I tried to lean very heavily on the conspiracy aspect of it and that, you know, that we did not have to prove that Olga struck the fatal blow, only that she was part and parcel of the conspiracy. And it was almost impossible for the jurors to divorce her from all aspects of the larger conspiracy.
And it would have been inexplicable that Olga would not have gone along for the entire ride because she wanted to get as much money as possible. So she wouldn't have left herself out in terms of the killing part because Helen could have cut her out of the deal if she wasn't stepping up to the plate all the way.
So then the jury went away again and closed the door for one tense hour. Olga Ruderschmidt, her expression unreadable, scribbled on a yellow pad as the jurors finally made their announcement on two counts of murder and two of conspiracy. Guilty, guilty, guilty, guilty. Guilty.
Bobby Grace remembered the moment and said... Among the many cases that I have tried, they are the two most egregious actors, the two people that have stuck out the most as being the worst people that I have prosecuted.

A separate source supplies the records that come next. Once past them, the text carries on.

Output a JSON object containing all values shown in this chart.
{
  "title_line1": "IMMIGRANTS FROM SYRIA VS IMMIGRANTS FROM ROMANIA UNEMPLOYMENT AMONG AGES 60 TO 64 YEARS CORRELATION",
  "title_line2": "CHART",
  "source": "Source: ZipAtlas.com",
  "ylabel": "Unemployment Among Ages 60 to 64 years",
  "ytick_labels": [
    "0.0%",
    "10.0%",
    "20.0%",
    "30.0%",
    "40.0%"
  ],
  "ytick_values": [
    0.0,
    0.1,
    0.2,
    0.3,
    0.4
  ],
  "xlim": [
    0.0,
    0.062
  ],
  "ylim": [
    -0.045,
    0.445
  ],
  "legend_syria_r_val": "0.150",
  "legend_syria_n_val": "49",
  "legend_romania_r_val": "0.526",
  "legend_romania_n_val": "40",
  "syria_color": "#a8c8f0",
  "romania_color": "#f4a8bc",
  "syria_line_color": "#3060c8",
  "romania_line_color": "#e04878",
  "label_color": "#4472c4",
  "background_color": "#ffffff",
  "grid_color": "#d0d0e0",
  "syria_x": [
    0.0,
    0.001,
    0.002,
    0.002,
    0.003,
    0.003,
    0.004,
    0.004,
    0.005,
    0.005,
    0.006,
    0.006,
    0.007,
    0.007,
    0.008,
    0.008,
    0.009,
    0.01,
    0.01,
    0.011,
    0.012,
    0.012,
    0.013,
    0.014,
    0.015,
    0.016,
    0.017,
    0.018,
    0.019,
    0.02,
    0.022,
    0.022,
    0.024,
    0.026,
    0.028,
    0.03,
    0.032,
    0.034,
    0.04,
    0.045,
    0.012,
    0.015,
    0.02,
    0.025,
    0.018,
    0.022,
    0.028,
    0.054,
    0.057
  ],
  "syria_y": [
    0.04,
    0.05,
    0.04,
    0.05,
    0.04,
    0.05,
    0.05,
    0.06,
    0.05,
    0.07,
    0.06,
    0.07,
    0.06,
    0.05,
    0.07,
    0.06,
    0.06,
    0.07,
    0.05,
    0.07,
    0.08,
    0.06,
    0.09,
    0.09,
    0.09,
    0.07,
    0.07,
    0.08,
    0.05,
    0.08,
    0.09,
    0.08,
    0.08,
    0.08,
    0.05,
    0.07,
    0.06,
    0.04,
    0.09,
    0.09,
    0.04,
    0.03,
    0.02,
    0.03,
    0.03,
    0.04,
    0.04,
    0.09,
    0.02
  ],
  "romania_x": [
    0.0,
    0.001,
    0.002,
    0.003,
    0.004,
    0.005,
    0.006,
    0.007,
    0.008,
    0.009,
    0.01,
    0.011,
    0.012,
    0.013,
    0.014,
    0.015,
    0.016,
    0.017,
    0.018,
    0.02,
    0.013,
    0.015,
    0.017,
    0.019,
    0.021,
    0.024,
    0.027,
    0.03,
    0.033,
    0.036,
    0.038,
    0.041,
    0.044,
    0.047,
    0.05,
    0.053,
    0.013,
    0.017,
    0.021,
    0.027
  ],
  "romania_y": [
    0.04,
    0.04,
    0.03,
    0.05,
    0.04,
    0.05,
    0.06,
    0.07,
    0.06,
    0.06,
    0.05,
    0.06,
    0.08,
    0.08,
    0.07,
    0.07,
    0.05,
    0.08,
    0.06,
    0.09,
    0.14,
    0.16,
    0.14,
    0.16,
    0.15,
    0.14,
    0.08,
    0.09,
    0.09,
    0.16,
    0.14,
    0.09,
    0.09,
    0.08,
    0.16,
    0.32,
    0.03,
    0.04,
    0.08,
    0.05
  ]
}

Three months later, Helen and Olga were back in court, manacled and in their prison orange now for sentencing. Because of their age and the hurdles involved in imposing the death penalty, death had been taken off the table.
As is almost always the case on such a sentencing day, the ninth floor courtroom was packed with investigators and reporters and the families of the victims and curious court watchers. Before pronouncing their sentences, Judge David Wesley asked Kenneth McDavid's sister, Sandra, and Paul Vadis' daughter, Stella, if they had anything they wanted to say. They did.
Sandra was first to walk to the microphone.
My brother, Kent, did not deserve to die the way he did.
At times, choking back tears... Sandra turned to the one topic that felt particularly raw, the one Helen and Olga could still remedy if they wanted to. They could tell her family where they could find Kenneth McDavid's remains.